CherylNMO said:
It is hard to prove "how" God created the earth (thus, that is why I have no evidence of why I
believe God created the earth...I just know by what His word tells us.) A lot happened between then and now. I really doubt any can come up with how. Yes, they can do all the research they want trying to come up with how. There is a difference between science and faith.
That's for damned sure!
I wouldn't even know where to begin researching of how God created the earth. As far as humans and apes go, the thing that I do know which the Bible tells us about
...then you don't really know it.
is that Adam was made of dust. God created animals on a different day than humans. I don't think anyone will really ever know how God created the earth and the living beings on it. It's almost like how did God create the wind...how did he create something you can't even see? It's just something that is.
The problem here is that the Bible isn't "His word", its man's word. You expect a book written by mere fallible, primitive, ignorant and superstitious humans to trump everything we can demonstrate about the universe with modern science. Well, it can't. The Bible is clearly wrong on several points, and is indefensible as anything but parables and allegory. And this would still be true whether God really created everything or not. Don't worship a book. It may be the wrong one, and its a form of idolatry anyway.

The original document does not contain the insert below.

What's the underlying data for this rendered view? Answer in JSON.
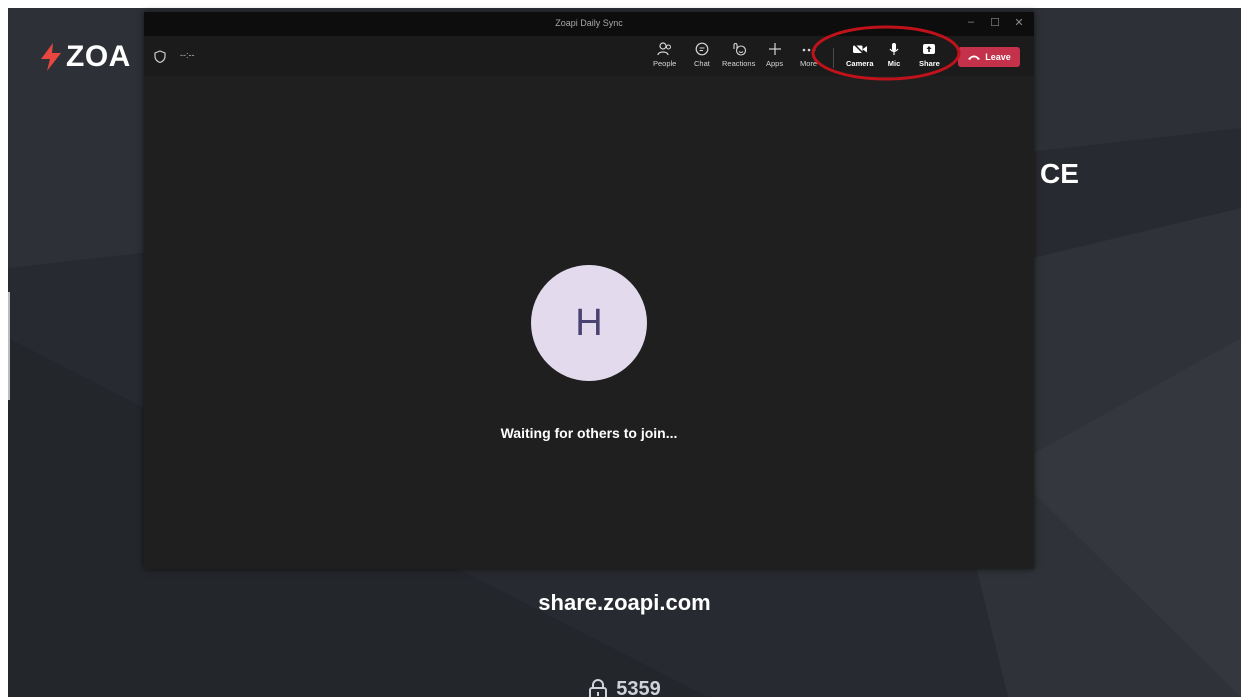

I do believe there are cross breeds of the same species (example, a labs and collies, persions and domestic cats, etc.) but I just have a hard time understanding how evolution exists.
That's because you're looking at this backward. For you, five fingers appear out of nothing, and converge into one hand. But to me, one hand grows from a natural source, and branches out into fingers.
Labradors, collies, and all the other hundreds of dog breeds can be traced to only four different genetic lines, all of them descended from Eurasian wolves within the last several thousand years. Do you understand what that means? We're not talking about cross-breeding here, because there was no other breed to cross them with. What we're talking about is one species becoming two slightly different species; wolves and wolf-hounds for example. The wolf-hounds were then pressured to continue changing into basset hounds and eventually dachshunds, and so on; while the wolves were outside of this influence, and so didn't need to change. Do you understand that?
All this happens because of the accumulation of very minor mutations which are expressed by the dozens in every single developing cell. You yourself had probably more than 100 mutations shortly after you were conceived, and you've been accumulating more ever since. Some of them will be passed on to your children. That's why siblings who share both parents still look like everyone else in their family, but aren't identical to each other. The differences you can see between two brothers amounts to about a couple hundred mutations. So labradors and collies were once both the same breed, but since they were
not cross-bred, their lines haven't continued to share and subdue the build-up of these subtle changes. So they've only become more and more different from each other over many generations, while new breeds continue to occur out of old lines, and some of those lines eventually die out. The same is true of Persian cats and all other domestic breeds. There was a point when there was only one breed, and all the others are descended from that in a process best described as "branching out".
I can see how humans and apes are similar but I just can't understand how any human came from apes. God created both, but only humans can understand that they were created by God.
You mean humans can deceive themselves. Humans didn't just come from apes, we
are apes, still. The "ape" family tree begins with a species called Proconsul and branched into several other groups over time, each adding a few more tiny differences between them and their sibling populations. Eventually, there was a division of "lesser apes" [Hylobatidae] and "great apes" [Hominidae] where one side went back to the trees, and the others stayed on the ground and grew very large. They were also much smarter than their arboreal cousins. Then they branched out again into the knuckle-walkers, [formerly known as "pongids"] and those who walked upright, [tribe: Hominini] This group began with Ardipithecus and Australopithecus, and again, they were much smarter than their cousins on all fours. That group branched off again leading to the Paranthropines on one side, and Humans on the other with humans becoming smarter and smarter that whole time, at least until they made up religion. Eventually all the Paranthropines and Australopithecines became extinct, as did every other species of human save one. But there was never a point when we weren't apes anymore, just like there was never a point where weren't mammals anymore. Get it? Would you argue that we couldn't have come from mammals?